In total, 1510 ABP waveform sets from 919 patients were included in this analysis (post pre-training). Temporal aggregation improved robustness and discrimination across tasks. For 2-hour mortality prediction, validation performance increased from PR-AUC 0.097 to 0.304 (random baseline: 0.002) and AUROC 0.774 to 0.844 with temporal aggregation of model predictions across 1-hour windows (Table 1). For 24-hour mortality prediction, validation performance increased from PR-AUC 0.073 to 0.166 (random baseline: 0.036) and AUROC 0.688 to 0.825 with temporal aggregation of model predictions across 12-hour windows (Table 2). During fine-tuning, we found that models with larger context sizes benefited most from higher embedding dimensions, with AUROC improving from 0.625 to 0.670 for the 48 s model (embedding 128→512), while shorter 12 s models showed minimal change (0.644→0.646). Models with a larger context window showed better overall performance at the window level, achieving 0.644 AUROC for the 12-second model and 0.674 for the 384-second model. Figure 1 shows rising predicted risk approaching death in mortality cases and predominantly low, stable probabilities in non-mortality cases.

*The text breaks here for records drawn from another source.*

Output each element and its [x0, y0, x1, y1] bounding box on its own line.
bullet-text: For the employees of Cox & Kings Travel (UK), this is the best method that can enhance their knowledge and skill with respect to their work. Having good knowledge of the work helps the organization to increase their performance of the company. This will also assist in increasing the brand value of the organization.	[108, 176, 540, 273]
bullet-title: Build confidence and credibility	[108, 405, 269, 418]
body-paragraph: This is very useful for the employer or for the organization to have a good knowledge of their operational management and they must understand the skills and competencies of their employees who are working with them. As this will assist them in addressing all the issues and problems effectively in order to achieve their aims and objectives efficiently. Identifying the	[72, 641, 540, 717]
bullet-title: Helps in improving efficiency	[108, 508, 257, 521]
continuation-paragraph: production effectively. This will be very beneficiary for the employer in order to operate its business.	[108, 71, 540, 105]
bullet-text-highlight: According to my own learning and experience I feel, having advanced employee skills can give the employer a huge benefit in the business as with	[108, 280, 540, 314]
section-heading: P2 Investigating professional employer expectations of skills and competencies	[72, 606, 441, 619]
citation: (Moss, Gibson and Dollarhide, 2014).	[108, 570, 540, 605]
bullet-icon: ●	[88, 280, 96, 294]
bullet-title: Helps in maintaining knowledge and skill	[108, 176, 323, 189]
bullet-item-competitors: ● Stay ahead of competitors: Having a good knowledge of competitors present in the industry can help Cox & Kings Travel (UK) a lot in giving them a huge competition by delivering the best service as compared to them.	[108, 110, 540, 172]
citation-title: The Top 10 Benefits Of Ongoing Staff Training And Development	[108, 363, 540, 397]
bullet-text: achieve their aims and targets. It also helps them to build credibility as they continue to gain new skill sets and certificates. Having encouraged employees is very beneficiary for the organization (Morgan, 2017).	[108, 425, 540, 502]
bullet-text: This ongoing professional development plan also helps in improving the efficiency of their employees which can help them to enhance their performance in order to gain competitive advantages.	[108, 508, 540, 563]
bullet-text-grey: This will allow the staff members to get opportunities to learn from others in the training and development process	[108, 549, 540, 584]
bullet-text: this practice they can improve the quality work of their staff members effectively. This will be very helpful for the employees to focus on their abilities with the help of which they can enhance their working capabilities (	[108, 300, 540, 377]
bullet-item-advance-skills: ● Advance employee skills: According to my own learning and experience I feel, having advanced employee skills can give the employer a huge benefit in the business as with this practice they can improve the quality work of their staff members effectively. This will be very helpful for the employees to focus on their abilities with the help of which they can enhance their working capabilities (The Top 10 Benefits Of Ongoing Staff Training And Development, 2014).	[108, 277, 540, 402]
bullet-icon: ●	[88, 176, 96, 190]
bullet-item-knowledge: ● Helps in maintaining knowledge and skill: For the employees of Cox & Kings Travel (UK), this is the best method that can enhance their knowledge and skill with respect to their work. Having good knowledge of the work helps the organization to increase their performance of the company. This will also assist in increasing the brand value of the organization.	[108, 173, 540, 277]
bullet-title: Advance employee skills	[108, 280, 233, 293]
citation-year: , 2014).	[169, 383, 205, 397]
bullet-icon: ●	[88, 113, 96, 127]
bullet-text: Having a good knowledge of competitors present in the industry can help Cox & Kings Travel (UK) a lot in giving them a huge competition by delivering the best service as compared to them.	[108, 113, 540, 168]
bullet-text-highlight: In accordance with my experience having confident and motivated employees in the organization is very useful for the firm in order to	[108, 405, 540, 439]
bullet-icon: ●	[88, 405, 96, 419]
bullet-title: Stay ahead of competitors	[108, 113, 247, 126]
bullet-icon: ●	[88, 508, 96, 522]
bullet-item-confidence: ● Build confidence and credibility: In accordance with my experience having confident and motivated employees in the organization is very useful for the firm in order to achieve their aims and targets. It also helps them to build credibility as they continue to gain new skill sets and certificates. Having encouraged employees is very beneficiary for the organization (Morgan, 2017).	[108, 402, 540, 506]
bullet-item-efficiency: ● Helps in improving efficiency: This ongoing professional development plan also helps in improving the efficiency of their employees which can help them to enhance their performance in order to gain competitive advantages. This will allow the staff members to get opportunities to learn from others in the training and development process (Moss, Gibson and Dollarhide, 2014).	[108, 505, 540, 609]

This study demonstrated that biosignal transformer models trained on ABP waveforms can predict near-term ICU mortality with clinically meaningful discrimination. Temporal aggregation markedly improves robustness by reducing prediction noise. This study establishes a scalable framework for ABP waveform-based clinical risk modelling and demonstrates the feasibility of transformer architectures for outcome prediction in critical care and other domains.